Une fois le bébé né, tout s’accélère… puis s’arrête presque.

Peu de place pour :

   ➛ Comprendre ce qui s’est réellement passé
   ➛ Nommer les émotions contradictoires;
   ➛ Intégrer les gestes, les décisions, les pertes de contrôle.

On félicite.
On referme le dossier.
Et on laisse souvent les femmes seules avec leur vécu.

Et ce silence-là laisse des traces, bien après la naissance.


L’illusion du choix

On parle beaucoup de choix en obstétrique.
Mais un choix sans compréhension réelle, sans espace, sans pouvoir, n’est pas un vrai choix.

Consentir sous pression.
Choisir dans la peur.
Accepter sans comprendre.

Ce sont des réalités encore trop fréquentes.


Là où je me tiens

Nommer les dérives des pratiques obstétricales, ce n’est pas pointer des coupables.
C’est refuser le silence.

C’est refuser que des femmes traversent l’un des passages les plus marquants de leur vie sans comprendre, sans pouvoir, sans espace pour intégrer ce qui s’est joué.

Ma posture se situe là.

À l’endroit où on remet du sens là où il y a eu du flou.
À l’endroit où on redonne une voix au vécu, même quand il est contradictoire, imparfait ou douloureux.
À l’endroit où la sécurité n’efface pas l’expérience, et où l’expérience ne nie pas la sécurité.
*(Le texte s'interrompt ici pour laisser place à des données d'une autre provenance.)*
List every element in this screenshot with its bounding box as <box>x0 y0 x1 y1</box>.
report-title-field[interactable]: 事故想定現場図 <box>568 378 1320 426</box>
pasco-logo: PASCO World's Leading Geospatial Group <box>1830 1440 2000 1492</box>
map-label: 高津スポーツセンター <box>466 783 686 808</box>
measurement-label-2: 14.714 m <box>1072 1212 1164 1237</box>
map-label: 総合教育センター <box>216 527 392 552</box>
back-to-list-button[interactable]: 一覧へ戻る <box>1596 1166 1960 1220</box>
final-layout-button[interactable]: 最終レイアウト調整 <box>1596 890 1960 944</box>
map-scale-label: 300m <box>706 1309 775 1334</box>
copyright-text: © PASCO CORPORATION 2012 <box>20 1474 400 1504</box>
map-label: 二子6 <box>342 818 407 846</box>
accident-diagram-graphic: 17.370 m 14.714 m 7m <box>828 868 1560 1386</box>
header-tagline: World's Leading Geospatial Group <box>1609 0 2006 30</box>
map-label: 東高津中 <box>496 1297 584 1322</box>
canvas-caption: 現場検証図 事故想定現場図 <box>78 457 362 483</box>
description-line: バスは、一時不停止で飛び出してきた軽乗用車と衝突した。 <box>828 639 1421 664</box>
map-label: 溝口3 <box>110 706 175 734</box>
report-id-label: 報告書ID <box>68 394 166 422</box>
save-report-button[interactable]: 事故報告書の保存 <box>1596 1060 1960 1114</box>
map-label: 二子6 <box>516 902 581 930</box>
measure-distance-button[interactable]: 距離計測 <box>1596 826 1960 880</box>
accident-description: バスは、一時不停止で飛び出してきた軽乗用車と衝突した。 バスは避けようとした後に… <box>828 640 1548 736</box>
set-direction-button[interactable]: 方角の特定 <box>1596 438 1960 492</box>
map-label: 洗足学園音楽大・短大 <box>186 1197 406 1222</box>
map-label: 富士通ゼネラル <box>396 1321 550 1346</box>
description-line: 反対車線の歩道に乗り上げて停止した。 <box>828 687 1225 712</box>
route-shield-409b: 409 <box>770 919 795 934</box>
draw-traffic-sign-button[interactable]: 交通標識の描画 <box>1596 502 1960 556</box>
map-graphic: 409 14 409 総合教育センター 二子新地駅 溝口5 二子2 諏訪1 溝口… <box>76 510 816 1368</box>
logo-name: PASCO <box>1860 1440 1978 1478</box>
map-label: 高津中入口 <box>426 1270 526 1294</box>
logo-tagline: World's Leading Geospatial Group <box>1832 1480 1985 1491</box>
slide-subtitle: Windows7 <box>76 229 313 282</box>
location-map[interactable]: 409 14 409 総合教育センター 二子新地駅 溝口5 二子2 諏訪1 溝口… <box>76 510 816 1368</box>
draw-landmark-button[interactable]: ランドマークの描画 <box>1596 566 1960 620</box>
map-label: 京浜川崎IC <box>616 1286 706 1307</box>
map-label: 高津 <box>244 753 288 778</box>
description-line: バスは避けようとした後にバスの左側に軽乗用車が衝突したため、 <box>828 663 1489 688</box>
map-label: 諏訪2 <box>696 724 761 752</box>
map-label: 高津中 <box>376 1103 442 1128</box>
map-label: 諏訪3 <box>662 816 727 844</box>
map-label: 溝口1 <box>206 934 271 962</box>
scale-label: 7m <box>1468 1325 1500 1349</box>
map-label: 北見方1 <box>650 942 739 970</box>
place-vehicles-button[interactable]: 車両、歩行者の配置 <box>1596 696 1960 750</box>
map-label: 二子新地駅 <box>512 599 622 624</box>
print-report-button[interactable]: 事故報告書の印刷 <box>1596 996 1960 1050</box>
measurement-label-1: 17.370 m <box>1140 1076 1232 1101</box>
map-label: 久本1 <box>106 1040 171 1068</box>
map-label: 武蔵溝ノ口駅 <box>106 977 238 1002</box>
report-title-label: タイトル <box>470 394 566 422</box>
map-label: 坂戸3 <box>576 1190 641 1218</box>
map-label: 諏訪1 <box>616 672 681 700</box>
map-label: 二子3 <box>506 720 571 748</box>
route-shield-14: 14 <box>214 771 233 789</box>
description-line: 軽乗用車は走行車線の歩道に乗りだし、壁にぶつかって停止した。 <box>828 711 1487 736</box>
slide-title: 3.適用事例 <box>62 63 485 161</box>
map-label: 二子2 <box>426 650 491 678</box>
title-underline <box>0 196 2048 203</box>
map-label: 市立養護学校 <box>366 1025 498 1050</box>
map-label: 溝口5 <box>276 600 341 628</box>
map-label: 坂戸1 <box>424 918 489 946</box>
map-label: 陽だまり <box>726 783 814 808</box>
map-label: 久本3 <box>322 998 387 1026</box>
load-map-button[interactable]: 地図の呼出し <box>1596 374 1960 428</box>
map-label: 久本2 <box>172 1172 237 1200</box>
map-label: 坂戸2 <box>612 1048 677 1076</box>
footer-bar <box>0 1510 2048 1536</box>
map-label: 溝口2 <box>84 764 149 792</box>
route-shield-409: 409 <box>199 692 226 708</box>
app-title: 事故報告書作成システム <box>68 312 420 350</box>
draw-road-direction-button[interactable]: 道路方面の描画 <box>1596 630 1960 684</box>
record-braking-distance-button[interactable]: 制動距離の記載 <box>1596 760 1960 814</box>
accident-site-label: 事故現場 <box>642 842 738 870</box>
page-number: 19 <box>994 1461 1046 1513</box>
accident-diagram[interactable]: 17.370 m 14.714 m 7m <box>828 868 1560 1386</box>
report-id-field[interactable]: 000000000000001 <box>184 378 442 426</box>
Je ne suis pas là pour dire aux femmes quoi choisir.
Je suis là pour qu’elles puissent choisir en conscience.

Parce qu’un accouchement, ce n’est pas un événement médical.
C’est une expérience humaine, corporelle et émotionnelle profonde.

Je travaille à cet endroit précis :
là où la compréhension redonne du pouvoir, sans forcer, sans convaincre.

Et tant qu’on continuera à gérer la naissance sans l’habiter, il y aura encore quelque chose à réparer.